Most people would think that the worst time to be spending money is during a period of long unemployment, but the irony is that many cover their most important bills and live frugally during periods of unemployment or underemployment. In the US, the amount people made on unemployment due to the federal legislation for pandemic relief, unemployed workers might have more money than ever before in terms of unemployment.

While it's still not an ideal amount, having collected a small surplus in unemployment might mean having enough to buy an interview outfit and update your hairstyle or get a haircut to look more clean-cut. Additionally, Google unemployment agencies and call them or contact local charities to ask whether there are any back-to-work clothing programs. Many communities have special programs to not only help people out of work but also have programs where people can have access to clothing donations and get back-to-work clothes at a discount.

3. Get back in the game online.

Do you already use LinkedIn, Indeed, or other career-related websites? If you are in certain industries deeply impacted by the Coronavirus, then you will likely see who is rehiring or restructuring as the situation calms. Now would be the time to update your own bio with a positive post and scope out who is hiring. Also, if you are already filing online, check out your state's unemployment board and look at the listings. You can prepare yourself for the online experience of finding work as well as the offline experience of preparing with your resume and wardrobe, etc.

4. Journal.

Now, journaling or taking care of your mental health doesn't pay in the sense that it is not the same thing as getting gainful employment. However, it's likely that you experienced a lot during a period of quarantine or from losing a job. As you return to work, it would be the prime time to evaluate your goals and thoughts in writing. You should take a look at whether you want to find similar jobs or go in a different direction. At this time at home and as you interview, take a note of your mental health. If you need help adjusting or have had severe stress during the crisis, look up health professionals online, crisis numbers, or even mediation apps on your phone. By paying attention to your mental health, you will ensure that you are in the right place, emotionally, to return to work and be more likely to retain employment with stable mental health.

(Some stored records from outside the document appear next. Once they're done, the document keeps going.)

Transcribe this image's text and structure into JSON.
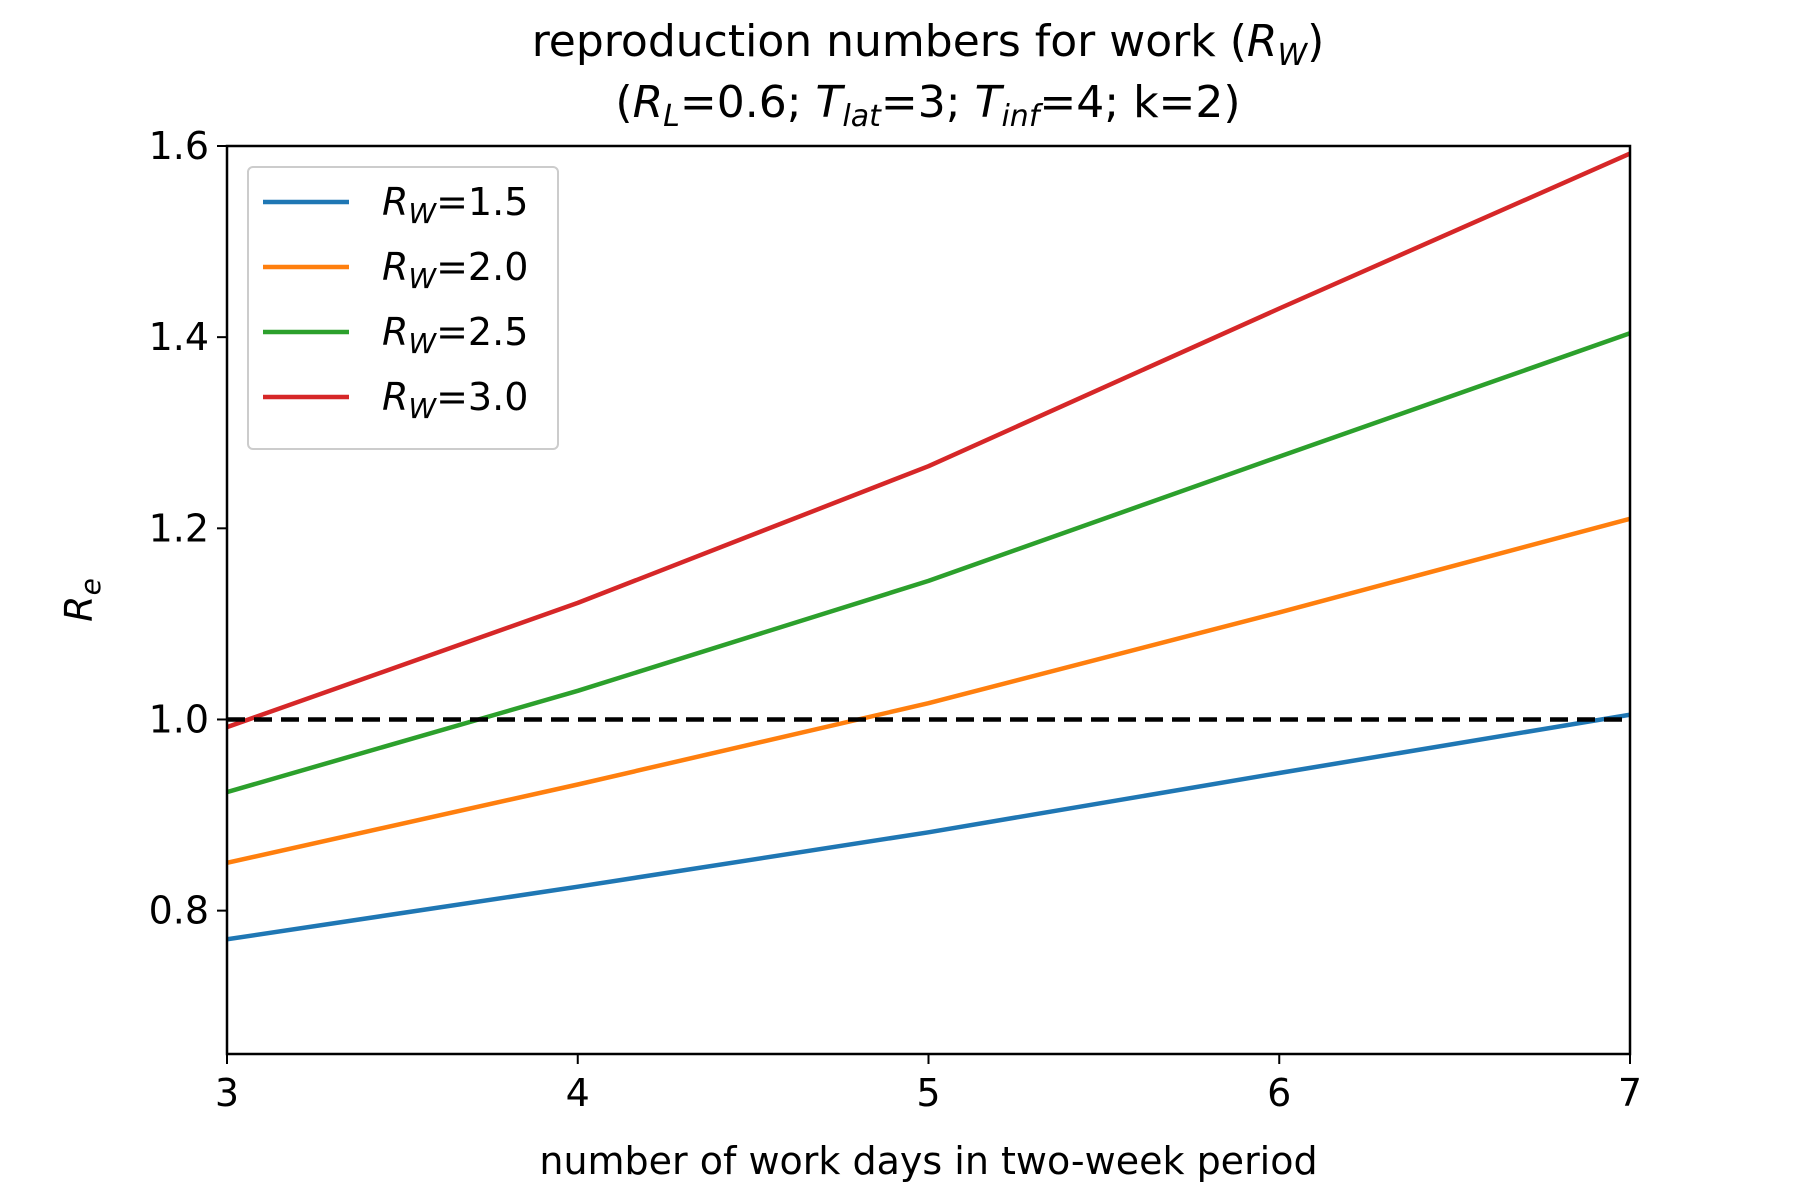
{
  "chart_data": {
    "type": "line",
    "title_lines": [
      "reproduction numbers for work (R",
      "(R",
      "=0.6; T",
      "=3; T",
      "=4; k=2)"
    ],
    "title": {
      "line1_prefix": "reproduction numbers for work (",
      "line1_var": "R",
      "line1_sub": "W",
      "line1_suffix": ")",
      "line2": {
        "open": "(",
        "rl_var": "R",
        "rl_sub": "L",
        "rl_val": "=0.6; ",
        "tlat_var": "T",
        "tlat_sub": "lat",
        "tlat_val": "=3; ",
        "tinf_var": "T",
        "tinf_sub": "inf",
        "tinf_val": "=4; k=2)"
      }
    },
    "xlabel": "number of work days in two-week period",
    "ylabel_var": "R",
    "ylabel_sub": "e",
    "xlim": [
      3,
      7
    ],
    "ylim": [
      0.65,
      1.6
    ],
    "x_ticks": [
      3,
      4,
      5,
      6,
      7
    ],
    "x_tick_labels": [
      "3",
      "4",
      "5",
      "6",
      "7"
    ],
    "y_ticks": [
      0.8,
      1.0,
      1.2,
      1.4,
      1.6
    ],
    "y_tick_labels": [
      "0.8",
      "1.0",
      "1.2",
      "1.4",
      "1.6"
    ],
    "x": [
      3,
      4,
      5,
      6,
      7
    ],
    "series": [
      {
        "name_var": "R",
        "name_sub": "W",
        "name_val": "=1.5",
        "color": "#1f77b4",
        "values": [
          0.77,
          0.825,
          0.882,
          0.944,
          1.005
        ]
      },
      {
        "name_var": "R",
        "name_sub": "W",
        "name_val": "=2.0",
        "color": "#ff7f0e",
        "values": [
          0.85,
          0.932,
          1.017,
          1.112,
          1.21
        ]
      },
      {
        "name_var": "R",
        "name_sub": "W",
        "name_val": "=2.5",
        "color": "#2ca02c",
        "values": [
          0.924,
          1.03,
          1.145,
          1.275,
          1.404
        ]
      },
      {
        "name_var": "R",
        "name_sub": "W",
        "name_val": "=3.0",
        "color": "#d62728",
        "values": [
          0.992,
          1.122,
          1.265,
          1.43,
          1.592
        ]
      }
    ],
    "reference_line": {
      "y": 1.0,
      "color": "#000000",
      "style": "dashed"
    },
    "legend_placement": "top-left",
    "grid": false
  }
}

5. Follow existing safety protocols.

The main takeaway for people returning to work during the pandemic is to follow the CDC guidelines or those set by your employer. By being in compliance with company or government policies, then you will be keeping yourself as safe as possible on the job and making your community a great place for others. When you go back to work, whether you have a vaccine or otherwise, remember what you learned during the pandemic and you will have an increased awareness of public health.